I been thinking about something similar for a long time now. I think abstraction of patterns is at the core requirement of intelligence.

But whats critical, and I think is what's missing is a knowledge representation of events in space-time. We need something more fundamental than text or pixels, we need something that captures space and transformations in space itself.

aprilthird2021|11 months ago

> In fact, pattern-matching is all there is: That's a bear, run away; I'm in a restaurant, I need to order; this is like a binary tree, I can solve it recursively.

This is not correct. It does not explain creativity at all. It cannot solely be based on pattern matching. I'm not saying no AI is creative, but this logic does not explain creativity

guhidalg|11 months ago

I wouldn't call pattern matching intelligence, I would call it something closer to "trainability" or "educatable" but not intelligence. You can train a person to do a task without understanding why they have to do it like that, but when confronted with a new never-before-seen situation they have to understand the physical laws of the universe to find a solution.

Ask ChatGPT to answer something that no one on the internet has done before and it will struggle to come up with a solution.

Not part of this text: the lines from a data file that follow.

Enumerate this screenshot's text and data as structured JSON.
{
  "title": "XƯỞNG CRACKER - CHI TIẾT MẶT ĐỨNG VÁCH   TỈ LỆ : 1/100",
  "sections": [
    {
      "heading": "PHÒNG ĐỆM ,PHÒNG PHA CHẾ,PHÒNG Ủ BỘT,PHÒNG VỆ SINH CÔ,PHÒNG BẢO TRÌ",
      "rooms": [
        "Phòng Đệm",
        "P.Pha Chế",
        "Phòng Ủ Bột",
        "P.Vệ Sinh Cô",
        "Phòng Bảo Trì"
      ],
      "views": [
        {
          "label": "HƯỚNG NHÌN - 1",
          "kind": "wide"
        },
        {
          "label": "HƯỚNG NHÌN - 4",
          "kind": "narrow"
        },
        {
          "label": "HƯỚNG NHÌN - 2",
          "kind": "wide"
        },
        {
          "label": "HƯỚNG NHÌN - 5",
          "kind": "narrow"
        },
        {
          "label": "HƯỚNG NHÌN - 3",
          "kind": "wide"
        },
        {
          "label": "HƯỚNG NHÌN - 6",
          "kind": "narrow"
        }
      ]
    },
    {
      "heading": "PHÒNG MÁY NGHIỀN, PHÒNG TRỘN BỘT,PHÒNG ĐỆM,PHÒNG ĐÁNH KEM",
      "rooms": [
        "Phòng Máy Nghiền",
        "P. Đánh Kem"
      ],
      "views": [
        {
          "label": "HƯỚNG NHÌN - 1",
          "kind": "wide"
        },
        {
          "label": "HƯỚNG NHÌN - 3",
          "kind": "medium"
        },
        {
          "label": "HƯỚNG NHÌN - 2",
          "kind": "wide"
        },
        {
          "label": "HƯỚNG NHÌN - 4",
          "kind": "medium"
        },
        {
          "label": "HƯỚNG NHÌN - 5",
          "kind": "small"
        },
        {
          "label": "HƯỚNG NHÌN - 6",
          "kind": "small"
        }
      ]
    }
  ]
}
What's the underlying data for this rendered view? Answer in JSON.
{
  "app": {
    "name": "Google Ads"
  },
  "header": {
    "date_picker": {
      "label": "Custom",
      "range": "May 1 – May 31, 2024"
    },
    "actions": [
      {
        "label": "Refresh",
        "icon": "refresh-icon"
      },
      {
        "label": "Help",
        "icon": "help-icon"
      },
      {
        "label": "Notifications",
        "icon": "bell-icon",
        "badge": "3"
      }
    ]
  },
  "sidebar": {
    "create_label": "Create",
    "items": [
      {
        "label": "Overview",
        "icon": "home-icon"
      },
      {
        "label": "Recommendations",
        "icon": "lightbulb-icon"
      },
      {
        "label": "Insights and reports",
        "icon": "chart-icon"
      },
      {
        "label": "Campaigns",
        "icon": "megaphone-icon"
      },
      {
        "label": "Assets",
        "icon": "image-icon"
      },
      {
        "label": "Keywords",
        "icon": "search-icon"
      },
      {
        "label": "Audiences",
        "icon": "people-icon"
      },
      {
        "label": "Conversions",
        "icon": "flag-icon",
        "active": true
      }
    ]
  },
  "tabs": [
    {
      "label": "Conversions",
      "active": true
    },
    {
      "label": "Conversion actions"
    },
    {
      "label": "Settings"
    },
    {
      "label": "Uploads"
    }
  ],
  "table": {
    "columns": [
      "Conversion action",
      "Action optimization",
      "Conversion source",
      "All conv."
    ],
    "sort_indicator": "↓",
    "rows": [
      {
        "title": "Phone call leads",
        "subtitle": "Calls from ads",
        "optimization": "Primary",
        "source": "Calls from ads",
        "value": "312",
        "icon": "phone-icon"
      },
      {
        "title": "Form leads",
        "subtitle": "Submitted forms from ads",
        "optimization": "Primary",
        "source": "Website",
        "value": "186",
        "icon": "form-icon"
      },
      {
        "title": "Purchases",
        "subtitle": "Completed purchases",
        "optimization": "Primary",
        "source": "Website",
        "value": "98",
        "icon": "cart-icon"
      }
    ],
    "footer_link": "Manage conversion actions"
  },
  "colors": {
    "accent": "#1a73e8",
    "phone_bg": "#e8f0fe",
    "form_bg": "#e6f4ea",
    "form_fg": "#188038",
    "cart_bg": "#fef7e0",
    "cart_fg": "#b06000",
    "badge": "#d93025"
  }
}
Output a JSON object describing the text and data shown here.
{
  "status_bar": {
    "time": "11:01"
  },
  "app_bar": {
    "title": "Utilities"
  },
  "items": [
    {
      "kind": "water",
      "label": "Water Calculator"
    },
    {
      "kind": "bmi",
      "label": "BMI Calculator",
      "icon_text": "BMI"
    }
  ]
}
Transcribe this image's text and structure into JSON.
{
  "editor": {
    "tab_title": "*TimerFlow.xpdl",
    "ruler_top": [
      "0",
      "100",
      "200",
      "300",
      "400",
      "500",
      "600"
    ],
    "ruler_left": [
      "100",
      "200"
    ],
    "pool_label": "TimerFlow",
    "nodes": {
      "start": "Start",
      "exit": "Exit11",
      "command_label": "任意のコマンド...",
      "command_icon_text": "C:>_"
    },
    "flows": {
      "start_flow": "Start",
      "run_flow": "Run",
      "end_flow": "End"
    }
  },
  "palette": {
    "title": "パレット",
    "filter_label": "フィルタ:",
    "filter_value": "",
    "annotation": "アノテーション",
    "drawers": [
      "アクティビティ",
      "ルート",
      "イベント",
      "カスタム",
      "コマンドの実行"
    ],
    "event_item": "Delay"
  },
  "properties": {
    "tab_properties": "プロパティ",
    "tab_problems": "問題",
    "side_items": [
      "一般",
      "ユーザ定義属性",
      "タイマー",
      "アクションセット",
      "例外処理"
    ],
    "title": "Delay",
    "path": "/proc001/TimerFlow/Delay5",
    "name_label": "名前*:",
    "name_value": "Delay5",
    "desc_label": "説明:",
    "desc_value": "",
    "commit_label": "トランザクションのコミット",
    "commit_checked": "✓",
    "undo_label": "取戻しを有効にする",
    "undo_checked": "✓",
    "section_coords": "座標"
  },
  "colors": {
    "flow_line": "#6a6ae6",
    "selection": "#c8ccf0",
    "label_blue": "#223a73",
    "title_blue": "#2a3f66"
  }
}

GeorgeTirebiter|11 months ago

What is Dark Matter? How to eradicate cancer? How to have world peace? I don't quite see how pattern-matching, alone, can solve questions like these.

grandempire|11 months ago

Is this the guy who tweets all day and gets in online fights?

dyarosla|11 months ago

No he obviously quit twitter /s

asdev|11 months ago

outside of text generation and search, LLMs have not delivered any significant value

falcor84|11 months ago

I personally have greatly benefitted from LLM's helping me reason about problems and make progress on many diverse issues across professional, recreational and mental health difficulties. I think that asking whether it's just "text generation and search" rather than something that transcends it is as meaningful as asking whether an airplane really "flies" or just "applies thrust and generates lift".

baumy|11 months ago

Text generation and search are the drivers for some trillions of dollars worth of economic activity around the world.

Archonical|11 months ago

Would you mind elaborating on how LLMs have not delivered any significant value outside of text generation and search?

throwuxiytayq|11 months ago

Outside of moving bits around, computers have not delivered any significant value.

ObnoxiousProxy|11 months ago

this statement is just patently wrong, and even those are still significant value. LLMs have been significantly impacting software engineering and software prototyping.